Cleo benefits greatly from her brother Chestnut being a grazer. Her tendency to be more of a hoover sees her face disappear into her dish and not come up for air until every last scrap of food is gone, then she moves on to anything Chestnut left behind.
Sprawled out in the sun, her white belly is a giant mound on the floor, her profile becomes like that of a beached whale. Cleo’s girth may allow her to trap more sun, but it also has proven a tad hazardous in day-to-day life, such as that time she got stuck trying to squeeze herself through a hole in the baby gate.
The gate sits at the top of the six steps that lead from the entryway into our kitchen. We put it there to stop Murdoch from taking over the entire house. When he proved himself capable of being trusted to stay out of his kennel unattended, we still wanted to contain him in an area where we could control the amount of damage he inflicted on our things. The baby gate served the purpose perfectly.
It’s one of those very basic old wooden-framed ones with two plastic panels full of holes the size of Loonies and a couple of wooden arms that fold over each other. One of the arms has notches in it and the other sports a metal hinge that drops into the appropriate notch so the panels can slide past each other and adjust to the width of the door.
After tripping over the gate and just about falling down the stairs in a tangle with the thing for the umpteenth time, Morgan finally fastened it to the wall with a hinge so we could use it like a door. He then cut a normal-cat-sized square hole in one bottom corner so Cleo, who likes to jump down between the spindles of the banister that overlooks the entryway from the kitchen and spend time with Murdoch, can escape when he gets too rough.

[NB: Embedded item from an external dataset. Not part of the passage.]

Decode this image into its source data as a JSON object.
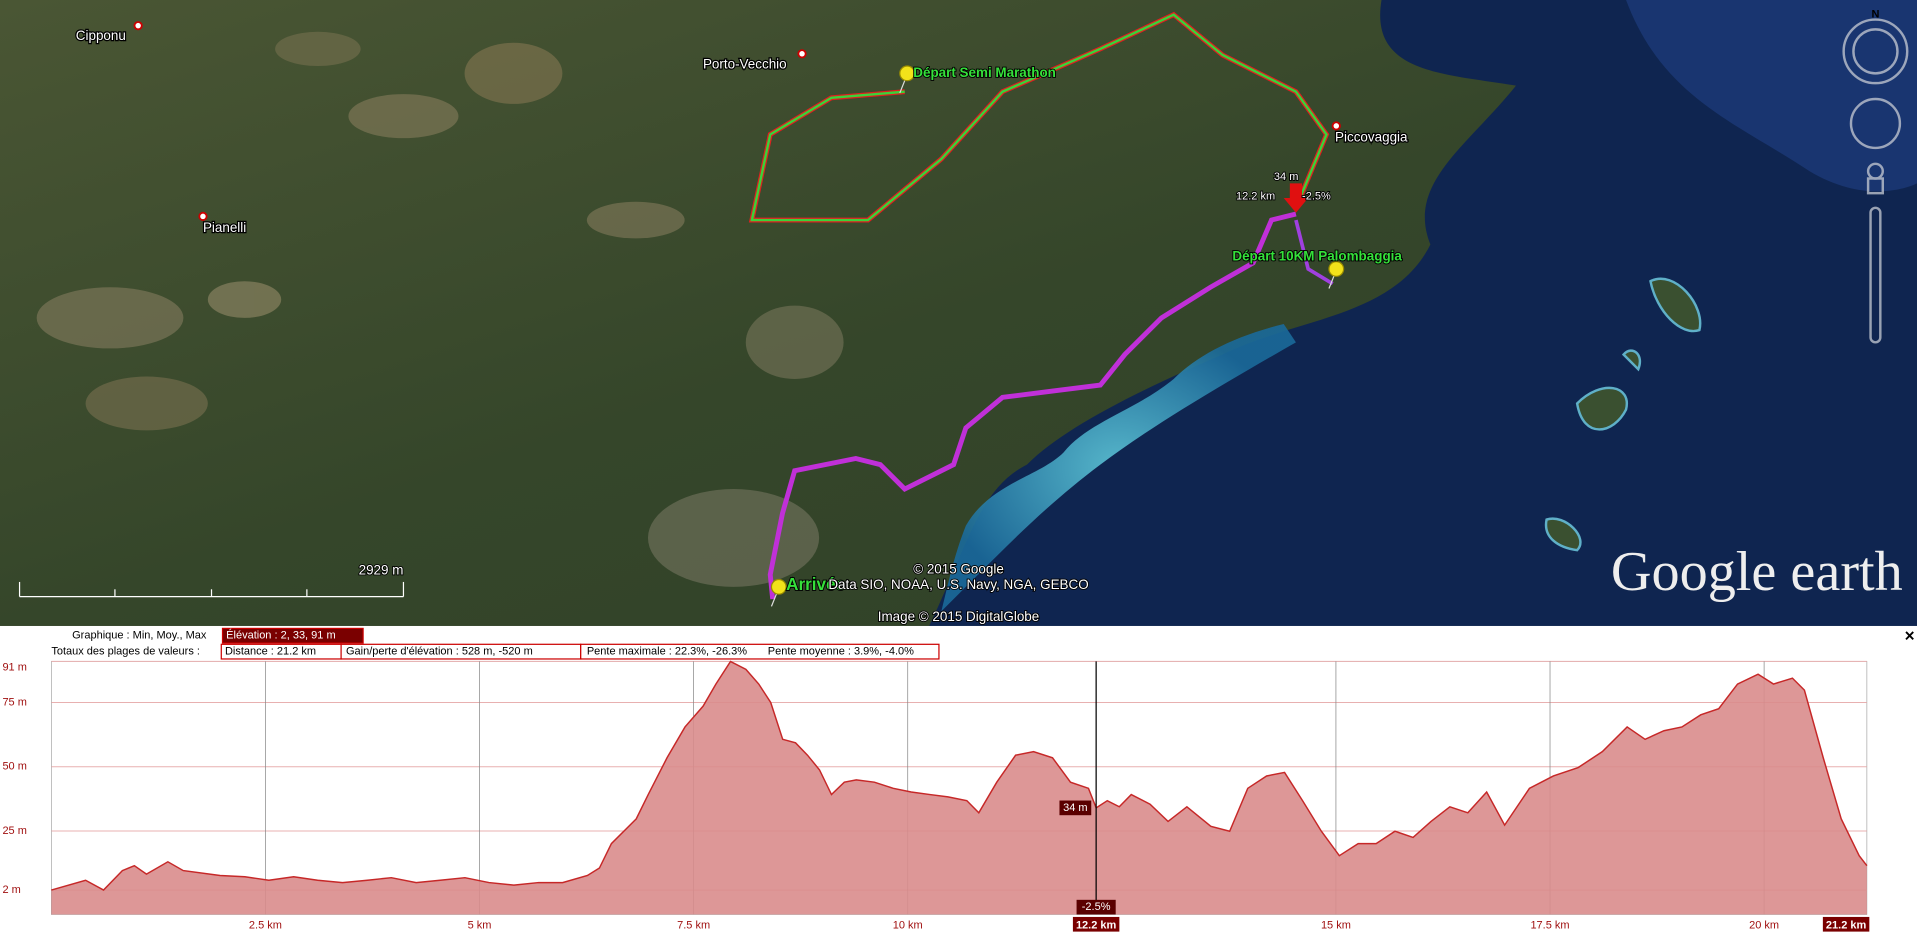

As I knelt before the dog food cupboard filling bowls for supper one evening, I found myself directly in line with the hole in the baby gate. Cleo, hearing the sound of food being dished, clamboured up the stairs and began to climb through the hole in her casual queen-of-the-universe kind of way. She reached through with her dainty front paws, followed by her head, then her shoulders, before coming to an abrupt halt. I watched as neck fat bunched at the back of her head and she reached forward with her front paws and tried to pull herself through while at the same time shoving with her back feet on the first step down.
She rocked back slightly then gave a couple of good full-body shoves forward before the momentum of her efforts caused the gate to begin to swing slowly open. Her green eyes widened as her front paws scrambled to hold on to the kitchen floor and pull herself forward again, but she pushed herself further away instead. When her back feet slipped off the top step, her front legs were extended as far as they could go, her toes strained to hold on and I could see the concentration on her face.
I was already near hysterics by the time her front paws finally lost contact with the kitchen floor as the gate continued its slow swing away from solid ground. Cleo hung for a moment about a foot above the second step down as the gate came to a stop. She was folded completely in half, her front end on one side of the gate, her back on the other. It looked like she was straining to touch her toes before she managed to slither through, front first, and drop down to the stairs with a gentle thud. As casually as though she was a seasoned celebrity who’d just pulled up to the curb in a limo and was greeting a mob of over-exuberant fans, Cleo hopped up the last couple of steps to the kitchen and sauntered towards her food dish with an air of having everything completely under control.
She hasn’t used the hole in the gate since.